[Python-Dev] Bytecode analysis

damien morton dmorton@bitfurnace.com
Tue, 25 Feb 2003 18:17:22 -0500


> From: Skip Montanaro [mailto:skip@pobox.com] 
> 
>     Damien> Ive done a static analysis of the bytecodes from 
> compiling the
>     Damien> python standard library:
> 
>     ...
> 
> Nice input, but I think you should deal with dynamic opcode 
> frequencies. See the #define's in the ceval.c source for how 
> to enable that and the recent thread in c.l.py.  In short, it 
> doesn't really matter how many LOAD_CONST instructions appear 
> in the bytecode stream, only how many of them are executed.  
> While LOAD_CONST is a relatively frequently executed opcode, 
> if I recall correctly, LOAD_FAST is much more frequently 
> executed, and LOAD_CONST is already pretty fast, so adding 
> special opcodes probably won't buy you much and runs the risk 
> of disturbing what locality of reference exists.

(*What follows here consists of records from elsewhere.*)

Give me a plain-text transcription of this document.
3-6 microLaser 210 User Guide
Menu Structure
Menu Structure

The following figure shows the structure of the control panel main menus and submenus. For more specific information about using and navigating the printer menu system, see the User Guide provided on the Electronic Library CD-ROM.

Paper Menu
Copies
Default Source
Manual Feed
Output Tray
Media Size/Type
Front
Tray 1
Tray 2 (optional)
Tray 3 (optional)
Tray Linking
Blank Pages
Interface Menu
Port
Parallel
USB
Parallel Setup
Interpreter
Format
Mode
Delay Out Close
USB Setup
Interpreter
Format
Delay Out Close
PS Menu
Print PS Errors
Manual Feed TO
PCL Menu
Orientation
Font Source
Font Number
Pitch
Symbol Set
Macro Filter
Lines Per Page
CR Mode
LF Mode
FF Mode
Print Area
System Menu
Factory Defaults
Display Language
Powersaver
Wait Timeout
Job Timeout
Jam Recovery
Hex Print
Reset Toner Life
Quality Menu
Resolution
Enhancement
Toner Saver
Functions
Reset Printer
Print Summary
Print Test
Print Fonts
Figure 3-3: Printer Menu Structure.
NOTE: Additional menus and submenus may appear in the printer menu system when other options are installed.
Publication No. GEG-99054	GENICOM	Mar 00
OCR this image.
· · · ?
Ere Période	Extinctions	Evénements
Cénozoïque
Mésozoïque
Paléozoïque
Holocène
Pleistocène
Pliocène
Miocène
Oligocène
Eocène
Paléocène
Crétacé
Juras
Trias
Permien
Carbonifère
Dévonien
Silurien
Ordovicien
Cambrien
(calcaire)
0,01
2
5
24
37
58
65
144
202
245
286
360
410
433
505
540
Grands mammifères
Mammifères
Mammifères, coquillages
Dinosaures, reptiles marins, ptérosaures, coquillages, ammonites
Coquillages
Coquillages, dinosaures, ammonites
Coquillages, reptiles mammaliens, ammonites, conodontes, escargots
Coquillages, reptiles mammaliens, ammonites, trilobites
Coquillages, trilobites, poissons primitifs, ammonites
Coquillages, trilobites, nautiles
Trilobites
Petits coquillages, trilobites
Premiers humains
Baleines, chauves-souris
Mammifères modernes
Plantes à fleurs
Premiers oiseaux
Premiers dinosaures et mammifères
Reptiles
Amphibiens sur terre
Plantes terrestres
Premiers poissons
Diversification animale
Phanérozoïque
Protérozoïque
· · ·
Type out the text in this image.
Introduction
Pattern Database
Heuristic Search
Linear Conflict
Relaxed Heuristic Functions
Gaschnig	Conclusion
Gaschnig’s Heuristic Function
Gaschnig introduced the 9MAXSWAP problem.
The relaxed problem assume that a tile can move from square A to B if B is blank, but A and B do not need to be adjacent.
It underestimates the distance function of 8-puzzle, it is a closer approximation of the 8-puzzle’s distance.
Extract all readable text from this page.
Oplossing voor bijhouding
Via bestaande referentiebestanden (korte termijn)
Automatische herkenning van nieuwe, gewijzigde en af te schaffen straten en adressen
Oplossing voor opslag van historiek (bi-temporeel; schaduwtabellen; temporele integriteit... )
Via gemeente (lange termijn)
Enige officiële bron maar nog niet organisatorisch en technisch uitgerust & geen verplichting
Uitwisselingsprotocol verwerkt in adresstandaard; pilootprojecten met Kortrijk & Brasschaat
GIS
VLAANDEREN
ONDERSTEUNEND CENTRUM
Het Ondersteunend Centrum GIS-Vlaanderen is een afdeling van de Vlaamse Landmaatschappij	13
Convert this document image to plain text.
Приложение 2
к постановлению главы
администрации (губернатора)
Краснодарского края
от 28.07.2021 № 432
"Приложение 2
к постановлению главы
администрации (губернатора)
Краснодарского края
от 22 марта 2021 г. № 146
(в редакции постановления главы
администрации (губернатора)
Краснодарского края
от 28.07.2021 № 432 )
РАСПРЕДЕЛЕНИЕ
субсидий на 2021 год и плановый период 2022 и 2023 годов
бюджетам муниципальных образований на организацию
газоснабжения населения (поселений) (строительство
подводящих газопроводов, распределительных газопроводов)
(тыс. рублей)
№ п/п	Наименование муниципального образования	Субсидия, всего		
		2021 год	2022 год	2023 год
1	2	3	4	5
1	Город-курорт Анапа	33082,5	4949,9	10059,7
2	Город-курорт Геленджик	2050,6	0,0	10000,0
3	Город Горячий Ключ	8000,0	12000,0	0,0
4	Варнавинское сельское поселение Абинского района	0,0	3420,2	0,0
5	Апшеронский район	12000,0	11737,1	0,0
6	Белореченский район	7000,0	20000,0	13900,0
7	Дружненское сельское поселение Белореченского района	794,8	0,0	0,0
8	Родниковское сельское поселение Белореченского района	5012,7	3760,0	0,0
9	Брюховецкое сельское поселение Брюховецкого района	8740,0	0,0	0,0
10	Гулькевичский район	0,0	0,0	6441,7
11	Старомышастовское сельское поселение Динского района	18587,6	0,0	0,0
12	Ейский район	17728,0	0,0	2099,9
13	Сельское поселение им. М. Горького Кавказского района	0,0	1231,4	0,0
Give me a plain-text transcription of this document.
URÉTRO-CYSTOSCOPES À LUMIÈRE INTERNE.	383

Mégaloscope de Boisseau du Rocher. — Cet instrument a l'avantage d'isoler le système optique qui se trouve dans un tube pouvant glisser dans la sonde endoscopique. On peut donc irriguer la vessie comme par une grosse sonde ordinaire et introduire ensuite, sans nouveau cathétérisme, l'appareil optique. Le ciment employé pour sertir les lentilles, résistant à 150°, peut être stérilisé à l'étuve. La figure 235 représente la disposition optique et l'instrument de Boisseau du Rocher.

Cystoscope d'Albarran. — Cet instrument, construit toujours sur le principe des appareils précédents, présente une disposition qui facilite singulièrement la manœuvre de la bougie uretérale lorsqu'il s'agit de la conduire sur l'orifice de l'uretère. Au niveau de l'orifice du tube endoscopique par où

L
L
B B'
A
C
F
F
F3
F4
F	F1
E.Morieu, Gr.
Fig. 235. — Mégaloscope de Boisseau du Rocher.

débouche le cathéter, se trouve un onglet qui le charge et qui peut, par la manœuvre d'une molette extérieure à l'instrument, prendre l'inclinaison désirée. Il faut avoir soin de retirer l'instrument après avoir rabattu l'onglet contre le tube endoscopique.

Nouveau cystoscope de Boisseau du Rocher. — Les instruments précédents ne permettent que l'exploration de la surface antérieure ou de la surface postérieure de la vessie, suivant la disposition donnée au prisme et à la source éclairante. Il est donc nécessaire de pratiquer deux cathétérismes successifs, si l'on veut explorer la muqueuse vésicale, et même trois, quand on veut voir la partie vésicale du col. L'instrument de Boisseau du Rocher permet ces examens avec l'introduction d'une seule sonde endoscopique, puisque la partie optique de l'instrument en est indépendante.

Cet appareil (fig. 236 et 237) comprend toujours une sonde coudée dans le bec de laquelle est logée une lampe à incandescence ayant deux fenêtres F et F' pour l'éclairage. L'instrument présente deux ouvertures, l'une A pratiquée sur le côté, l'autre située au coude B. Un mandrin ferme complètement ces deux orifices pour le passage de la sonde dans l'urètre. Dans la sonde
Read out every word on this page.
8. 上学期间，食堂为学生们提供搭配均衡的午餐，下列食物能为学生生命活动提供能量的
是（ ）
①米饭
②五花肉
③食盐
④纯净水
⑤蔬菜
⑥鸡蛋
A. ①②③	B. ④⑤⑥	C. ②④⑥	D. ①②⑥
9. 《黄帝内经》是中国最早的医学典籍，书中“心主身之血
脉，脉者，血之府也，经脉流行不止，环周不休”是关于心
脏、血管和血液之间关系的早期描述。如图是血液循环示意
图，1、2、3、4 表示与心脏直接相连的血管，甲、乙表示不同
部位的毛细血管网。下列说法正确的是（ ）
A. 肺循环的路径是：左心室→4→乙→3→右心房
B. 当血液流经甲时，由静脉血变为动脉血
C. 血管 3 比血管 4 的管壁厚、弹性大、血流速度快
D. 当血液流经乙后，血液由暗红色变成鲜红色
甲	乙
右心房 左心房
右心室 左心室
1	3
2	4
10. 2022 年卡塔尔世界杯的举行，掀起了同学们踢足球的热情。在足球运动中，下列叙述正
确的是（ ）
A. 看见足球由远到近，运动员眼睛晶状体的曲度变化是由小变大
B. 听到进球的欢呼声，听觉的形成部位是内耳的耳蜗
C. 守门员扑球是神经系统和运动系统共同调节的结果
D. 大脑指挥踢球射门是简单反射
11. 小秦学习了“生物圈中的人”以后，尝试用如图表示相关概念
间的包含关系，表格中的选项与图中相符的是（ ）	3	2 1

I will indeed take a look at dynamic opcode frequencies. This is my
first stab at it, though.

I had originaly taken a look at this from a code compression
perspective. The proposals I made should result in a non-trival
reduction in the size of the compiled bytecodes. This, in turn should
result in _some_ speedup.

As you say, LOAD_FAST is a very frequently occuring instruction, both
statically and dynamically. Reducing it from a 3 byte instruction to a 1
byte instruction in 97% of (static) cases should be an overall good.

Most of the opcodes I proposed could be added without disturbing
locality of reference.

e.g.

switch (op = *p++) {
   ...
   case LOAD_FAST:
      index = (*p++) + (*p++)<<8
      goto LOAD_FAST_MAIN;
	break;
   case LOAD_FAST_0:
   case LOAD_FAST_1:
   case LOAD_FAST_15:
      index = op - LOAD_FAST_0
      LOAD_FAST_MAIN:
	...
      break;

       
}

> The LOAD_IF_FALSE issue was discussed recently (here I 
> think).  The problem is that chained operations like
> 
>     if a < b < c:
>         ...
> 
> require the value be retained.  You could get rid of the 
> separate POP_TOP instruction but it would require some work 
> in the compiler.

Those kind of chained operations are by far the minority (20% of static
cases). They can be handled by a DUP instruction before the JUMP opcode,
or a separate non-consuming JUMP opcode can be created.

> as-always-patches-are-welcome-ly, y'rs,
> 
> Skip
> 

not-quite-ready-to-push-my-hands-in-up-to-the-elbows-ly, yours

Damien